Leftwich is a big picture kind of guy. He relates every part of his work to the state of the global environment, especially to climate change. He wants to spread awareness, which is partly why he offers mycology courses to the Nantucket community. “I don’t care if you want to grow poisonous, gourmet, or hallucinogenic,” he says, “as long as you understand its role in nature.” Leftwich’s eight- week class is free, but there’s a long waitlist, so I’m delighted when he invites me to attend a session later that day.
When I return that afternoon, Leftwich greets me with a cheerful, “He-ey!” He’s visibly at ease, confidently moving between lab table and ventilation hood. He lays out a dozen bags of wood chips, a blend of oak and poplar sawdust fortified with recycled coffee grounds. The class is preparing to mix inoculated rye grain into the bags, where the mycelium will establish itself and, after a few weeks, bloom.
As I approach the table, Leftwich hands me a list of species and invites me to pick one. I tell him I like shiitakes. “Oh, yeah!” he exclaims. “We’ll get you growing ‘em.” He opens a few containers for me to sniff, explaining that every type of fungi smells unique. I take a whiff, and he’s right: bricktops are subtle and earthy, while golden oysters are lighter, with tones of citrus and even honey.
Although Leftwich doesn’t charge for his classes, he asks his students to participate in his side project, a bioremediation study. Some fungi are excellent absorbers of toxins, and can glean heavy metals, nitrates, and even petroleum from contaminated soil. Leftwich and his friend Frank Dutra, a local naturalist, are conducting trials on water samples from Consue Springs, the duck pond by the harbor. The area is severely polluted with heavy metals, and they’re hoping that their project can help restore the wetland.

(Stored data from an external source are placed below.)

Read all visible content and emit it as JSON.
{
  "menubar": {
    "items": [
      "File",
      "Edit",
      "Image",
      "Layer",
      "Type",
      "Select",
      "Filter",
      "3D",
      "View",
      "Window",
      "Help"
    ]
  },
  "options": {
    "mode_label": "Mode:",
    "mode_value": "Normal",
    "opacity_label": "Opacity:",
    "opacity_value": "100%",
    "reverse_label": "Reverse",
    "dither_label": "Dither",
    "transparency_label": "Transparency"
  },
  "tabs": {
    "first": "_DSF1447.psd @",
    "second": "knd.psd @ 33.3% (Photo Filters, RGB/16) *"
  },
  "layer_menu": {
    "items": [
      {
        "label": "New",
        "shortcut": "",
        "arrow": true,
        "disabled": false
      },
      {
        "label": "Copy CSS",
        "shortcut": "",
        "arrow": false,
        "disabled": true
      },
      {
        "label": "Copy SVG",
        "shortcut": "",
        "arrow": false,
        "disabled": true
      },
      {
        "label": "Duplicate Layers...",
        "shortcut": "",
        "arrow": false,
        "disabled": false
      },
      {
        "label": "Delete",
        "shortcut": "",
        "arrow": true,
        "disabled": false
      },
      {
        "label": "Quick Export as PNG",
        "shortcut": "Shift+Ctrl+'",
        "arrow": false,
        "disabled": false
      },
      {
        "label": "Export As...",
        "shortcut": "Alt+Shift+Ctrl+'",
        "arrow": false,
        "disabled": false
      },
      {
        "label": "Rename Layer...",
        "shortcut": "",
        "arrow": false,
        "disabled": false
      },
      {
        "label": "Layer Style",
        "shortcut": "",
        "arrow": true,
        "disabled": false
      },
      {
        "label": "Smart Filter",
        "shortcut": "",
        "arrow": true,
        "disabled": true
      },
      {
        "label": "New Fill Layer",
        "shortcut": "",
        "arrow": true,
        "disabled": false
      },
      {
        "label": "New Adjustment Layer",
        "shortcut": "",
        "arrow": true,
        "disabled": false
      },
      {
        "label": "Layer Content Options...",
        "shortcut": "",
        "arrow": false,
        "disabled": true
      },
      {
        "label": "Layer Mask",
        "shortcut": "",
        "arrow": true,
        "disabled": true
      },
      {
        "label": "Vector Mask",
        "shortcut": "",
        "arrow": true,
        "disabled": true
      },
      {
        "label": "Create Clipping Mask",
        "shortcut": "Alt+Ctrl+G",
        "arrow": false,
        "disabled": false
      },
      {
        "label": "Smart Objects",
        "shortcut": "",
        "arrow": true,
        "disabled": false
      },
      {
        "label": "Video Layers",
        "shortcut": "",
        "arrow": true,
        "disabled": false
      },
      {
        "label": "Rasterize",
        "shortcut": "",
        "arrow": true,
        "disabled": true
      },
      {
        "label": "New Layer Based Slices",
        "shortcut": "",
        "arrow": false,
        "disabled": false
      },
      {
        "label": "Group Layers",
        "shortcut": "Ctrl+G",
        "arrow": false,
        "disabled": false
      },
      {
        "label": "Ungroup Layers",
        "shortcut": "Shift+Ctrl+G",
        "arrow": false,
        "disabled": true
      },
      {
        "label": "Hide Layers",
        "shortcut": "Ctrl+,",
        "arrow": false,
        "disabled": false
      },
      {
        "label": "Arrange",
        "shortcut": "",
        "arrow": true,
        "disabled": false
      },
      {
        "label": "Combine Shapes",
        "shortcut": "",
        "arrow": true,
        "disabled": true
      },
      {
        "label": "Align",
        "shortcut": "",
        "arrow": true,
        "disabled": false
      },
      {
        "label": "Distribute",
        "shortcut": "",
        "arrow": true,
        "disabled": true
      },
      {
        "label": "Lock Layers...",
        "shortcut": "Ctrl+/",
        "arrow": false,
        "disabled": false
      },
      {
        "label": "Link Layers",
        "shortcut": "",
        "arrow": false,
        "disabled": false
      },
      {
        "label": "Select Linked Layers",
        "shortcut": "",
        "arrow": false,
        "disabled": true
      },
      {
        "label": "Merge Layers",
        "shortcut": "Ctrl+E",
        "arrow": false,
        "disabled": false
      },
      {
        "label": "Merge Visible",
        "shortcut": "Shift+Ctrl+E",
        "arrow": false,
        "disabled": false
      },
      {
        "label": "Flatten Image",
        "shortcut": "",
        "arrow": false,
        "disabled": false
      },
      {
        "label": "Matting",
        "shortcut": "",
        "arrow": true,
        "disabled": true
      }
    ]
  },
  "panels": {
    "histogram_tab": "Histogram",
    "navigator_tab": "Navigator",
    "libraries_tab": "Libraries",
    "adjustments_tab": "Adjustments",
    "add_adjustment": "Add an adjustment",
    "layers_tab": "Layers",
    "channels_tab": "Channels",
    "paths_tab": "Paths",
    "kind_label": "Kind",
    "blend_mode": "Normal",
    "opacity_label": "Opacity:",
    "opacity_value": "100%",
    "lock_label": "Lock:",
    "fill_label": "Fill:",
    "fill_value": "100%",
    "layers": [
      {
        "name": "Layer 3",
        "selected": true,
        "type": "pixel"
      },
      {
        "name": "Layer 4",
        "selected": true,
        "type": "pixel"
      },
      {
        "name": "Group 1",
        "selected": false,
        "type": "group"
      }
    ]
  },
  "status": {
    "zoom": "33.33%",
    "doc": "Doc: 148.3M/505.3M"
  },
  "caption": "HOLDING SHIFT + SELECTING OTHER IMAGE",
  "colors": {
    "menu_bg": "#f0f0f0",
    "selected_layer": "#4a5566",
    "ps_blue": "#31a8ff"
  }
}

Cleaning up Nantucket’s wetlands isn’t Leftwich’s only side project. He’s also starting another business on Cape Cod, a mushroom farm in Harwich, with his business partner Wes Price, leader of the Cape Cod Mushroom Club. They plan to ship mushrooms across the Cape and to high-end restaurants in Boston. But not to worry, even though Nantucket Mushrooms is expanding to the Cape, Leftwich will continue to have a presence on island—at least for this summer, mushroom lovers can still buy his products at the Moors End farm stand. Plus, his lab is still here, and his door is always open. “I’m not the person who goes to the cocktail parties and mingles,” he says. “I’m the guy in the lab.”
As class wraps up and I start to leave, Leftwich stops me to press a bag of wood chips and mycelium into my arms. “They’re golden oyster mushrooms,” he tells me, “and they’re about to pop.”